A pesquisa científica envolvendo ratos é tradicionalmente baseada em rigoroso controle e condicionamento. No caso desse estudo, os cientistas, incluindo Michael Brecht e Annika Reinhold, da Universidade Humboldt, tiveram a oportunidade de relaxar as regras um pouco, optando por explorar as maneiras pelas quais os ratos podem participar de forma natural e espontânea de comportamentos lúdicos. Ensinar ratos a brincar de esconde-esconde pode parecer uma coisa estranha para os cientistas, mas o exercício oferece novas ideias sobre as capacidades cognitivas de roedores e possivelmente outros mamíferos considerados “simples”.

“Os animais pareciam estar se divertindo”

Saber que ratos gostam de brincar com humanos é um resultado surpreendente. Esse tipo de comportamento lúdico não traz benefícios tangíveis para o roedor fora do jogo em si. Nesse caso, eles foram motivados a brincar simplesmente pela diversão. Como os pesquisadores apontaram em seu estudo, “os animais pareciam estar se divertindo”.

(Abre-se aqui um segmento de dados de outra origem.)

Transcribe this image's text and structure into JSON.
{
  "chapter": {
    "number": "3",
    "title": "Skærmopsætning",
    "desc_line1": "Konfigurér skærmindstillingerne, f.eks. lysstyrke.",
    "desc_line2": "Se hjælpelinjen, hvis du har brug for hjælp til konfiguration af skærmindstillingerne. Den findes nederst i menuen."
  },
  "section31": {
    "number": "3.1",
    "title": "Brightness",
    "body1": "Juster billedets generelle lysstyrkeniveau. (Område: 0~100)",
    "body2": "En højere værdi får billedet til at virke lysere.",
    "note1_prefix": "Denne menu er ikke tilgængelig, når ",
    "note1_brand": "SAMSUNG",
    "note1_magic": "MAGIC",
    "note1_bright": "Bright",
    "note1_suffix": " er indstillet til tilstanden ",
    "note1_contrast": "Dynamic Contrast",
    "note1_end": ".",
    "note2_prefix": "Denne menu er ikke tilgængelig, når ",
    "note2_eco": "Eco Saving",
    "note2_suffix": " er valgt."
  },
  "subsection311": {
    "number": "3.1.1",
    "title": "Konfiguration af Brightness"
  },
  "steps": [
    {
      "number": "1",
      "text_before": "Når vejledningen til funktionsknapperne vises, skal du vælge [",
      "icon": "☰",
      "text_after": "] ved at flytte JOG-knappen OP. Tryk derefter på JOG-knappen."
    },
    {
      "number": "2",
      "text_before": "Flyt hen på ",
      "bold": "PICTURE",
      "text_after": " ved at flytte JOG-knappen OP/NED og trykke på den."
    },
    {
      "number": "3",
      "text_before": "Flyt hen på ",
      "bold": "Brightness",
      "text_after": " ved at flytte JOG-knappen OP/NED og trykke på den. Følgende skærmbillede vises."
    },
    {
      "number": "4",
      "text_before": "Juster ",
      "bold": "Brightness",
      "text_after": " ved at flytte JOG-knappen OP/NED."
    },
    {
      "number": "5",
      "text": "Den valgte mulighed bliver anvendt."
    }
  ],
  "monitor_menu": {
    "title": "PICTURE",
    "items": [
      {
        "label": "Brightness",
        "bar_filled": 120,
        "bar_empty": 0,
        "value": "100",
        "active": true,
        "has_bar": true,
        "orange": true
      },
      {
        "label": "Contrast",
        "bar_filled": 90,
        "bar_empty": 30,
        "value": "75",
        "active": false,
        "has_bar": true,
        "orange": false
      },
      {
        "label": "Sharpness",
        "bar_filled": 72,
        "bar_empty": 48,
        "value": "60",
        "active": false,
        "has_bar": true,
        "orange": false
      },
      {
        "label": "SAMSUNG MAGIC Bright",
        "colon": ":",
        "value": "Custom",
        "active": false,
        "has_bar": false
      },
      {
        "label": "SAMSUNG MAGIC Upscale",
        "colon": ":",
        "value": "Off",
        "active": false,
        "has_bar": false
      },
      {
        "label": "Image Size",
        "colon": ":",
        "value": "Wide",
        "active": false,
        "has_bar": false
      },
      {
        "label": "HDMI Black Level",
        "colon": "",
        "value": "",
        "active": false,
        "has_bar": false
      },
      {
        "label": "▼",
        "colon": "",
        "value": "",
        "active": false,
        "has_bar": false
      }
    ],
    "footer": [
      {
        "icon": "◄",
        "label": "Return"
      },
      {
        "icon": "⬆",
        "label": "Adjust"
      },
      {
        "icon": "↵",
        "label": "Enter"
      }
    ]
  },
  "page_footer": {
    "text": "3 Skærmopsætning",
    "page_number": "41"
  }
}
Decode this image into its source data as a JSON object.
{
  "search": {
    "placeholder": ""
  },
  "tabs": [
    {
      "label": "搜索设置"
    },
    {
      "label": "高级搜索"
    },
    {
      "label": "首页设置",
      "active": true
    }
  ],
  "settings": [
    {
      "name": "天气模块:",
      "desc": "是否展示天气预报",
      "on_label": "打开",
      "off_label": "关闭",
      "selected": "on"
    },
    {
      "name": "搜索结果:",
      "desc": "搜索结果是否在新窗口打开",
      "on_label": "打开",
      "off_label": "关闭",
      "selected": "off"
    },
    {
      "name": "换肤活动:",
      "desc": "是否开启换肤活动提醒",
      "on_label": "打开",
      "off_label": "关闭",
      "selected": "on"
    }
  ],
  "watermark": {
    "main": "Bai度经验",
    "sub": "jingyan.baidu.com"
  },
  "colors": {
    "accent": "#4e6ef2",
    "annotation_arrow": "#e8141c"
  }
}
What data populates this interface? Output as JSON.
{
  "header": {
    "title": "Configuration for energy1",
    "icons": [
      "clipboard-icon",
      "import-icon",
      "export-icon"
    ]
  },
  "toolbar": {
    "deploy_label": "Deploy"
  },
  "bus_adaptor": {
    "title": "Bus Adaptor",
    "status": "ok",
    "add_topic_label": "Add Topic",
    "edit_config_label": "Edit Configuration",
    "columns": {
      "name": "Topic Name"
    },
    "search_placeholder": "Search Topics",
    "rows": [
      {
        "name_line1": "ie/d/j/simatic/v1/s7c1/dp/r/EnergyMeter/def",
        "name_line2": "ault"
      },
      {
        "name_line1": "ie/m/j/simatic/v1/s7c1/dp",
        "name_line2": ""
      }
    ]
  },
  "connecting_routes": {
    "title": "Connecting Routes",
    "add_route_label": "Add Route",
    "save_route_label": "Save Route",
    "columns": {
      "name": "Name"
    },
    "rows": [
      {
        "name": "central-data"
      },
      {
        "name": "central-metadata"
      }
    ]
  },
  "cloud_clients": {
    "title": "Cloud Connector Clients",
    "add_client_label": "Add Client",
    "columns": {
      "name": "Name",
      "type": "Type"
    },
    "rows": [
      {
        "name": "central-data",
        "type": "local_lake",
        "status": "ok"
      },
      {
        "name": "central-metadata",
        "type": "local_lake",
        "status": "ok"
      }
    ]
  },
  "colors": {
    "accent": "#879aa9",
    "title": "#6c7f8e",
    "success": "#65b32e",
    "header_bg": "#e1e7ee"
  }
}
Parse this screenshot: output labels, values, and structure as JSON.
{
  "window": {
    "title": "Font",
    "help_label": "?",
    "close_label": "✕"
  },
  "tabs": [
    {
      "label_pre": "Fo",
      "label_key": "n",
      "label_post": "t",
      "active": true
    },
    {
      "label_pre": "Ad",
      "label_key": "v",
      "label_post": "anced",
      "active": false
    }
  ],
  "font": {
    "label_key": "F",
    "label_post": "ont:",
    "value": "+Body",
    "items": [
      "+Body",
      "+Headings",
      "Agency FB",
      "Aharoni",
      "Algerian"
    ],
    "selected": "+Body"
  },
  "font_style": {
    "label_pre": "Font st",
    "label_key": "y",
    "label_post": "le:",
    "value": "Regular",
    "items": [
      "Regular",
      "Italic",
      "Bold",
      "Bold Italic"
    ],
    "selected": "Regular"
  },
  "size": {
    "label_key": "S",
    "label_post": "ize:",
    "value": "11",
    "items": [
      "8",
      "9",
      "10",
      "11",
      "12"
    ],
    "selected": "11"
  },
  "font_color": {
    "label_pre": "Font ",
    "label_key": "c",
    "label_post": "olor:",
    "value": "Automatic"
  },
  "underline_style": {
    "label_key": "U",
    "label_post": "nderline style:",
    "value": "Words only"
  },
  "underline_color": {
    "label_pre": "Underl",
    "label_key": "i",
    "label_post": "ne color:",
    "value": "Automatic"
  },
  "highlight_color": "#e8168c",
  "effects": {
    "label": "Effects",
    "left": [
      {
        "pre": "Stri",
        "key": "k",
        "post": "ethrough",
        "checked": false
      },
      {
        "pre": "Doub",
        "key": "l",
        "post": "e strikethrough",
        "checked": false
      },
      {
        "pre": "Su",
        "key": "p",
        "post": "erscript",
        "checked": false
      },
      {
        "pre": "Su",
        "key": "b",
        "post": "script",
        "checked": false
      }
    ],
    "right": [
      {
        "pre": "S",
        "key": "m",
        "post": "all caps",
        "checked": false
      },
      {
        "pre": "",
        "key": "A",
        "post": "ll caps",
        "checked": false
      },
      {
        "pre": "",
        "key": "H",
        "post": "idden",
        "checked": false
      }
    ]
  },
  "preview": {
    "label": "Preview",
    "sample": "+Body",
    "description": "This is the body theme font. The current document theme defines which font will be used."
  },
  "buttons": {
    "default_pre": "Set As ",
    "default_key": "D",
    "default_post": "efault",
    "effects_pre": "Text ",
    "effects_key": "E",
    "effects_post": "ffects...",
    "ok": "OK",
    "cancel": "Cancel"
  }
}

Konstantin Hartmann, coautor do novo estudo e doutorando no laboratório de Brecht, sabia ao analisar o estudo que os ratos “desenvolveram fortemente capacidades cognitivas”, disse ele ao Gizmodo por e-mail. Mas observar o quão rápido eles aprenderam a brincar de esconde-esconde e o quão bom eles ficaram nisso “foi uma grande surpresa, até para nós”. Uma surpresa ainda maior, disse Harmann, foi ver os ratos usarem “estratégias inteligentes” ao brincar e como eles prolongaram ativamente a brincadeira “de uma maneira que nos mostra que eles gostaram do jogo em si e não apenas da interação social no final de cada rodada”.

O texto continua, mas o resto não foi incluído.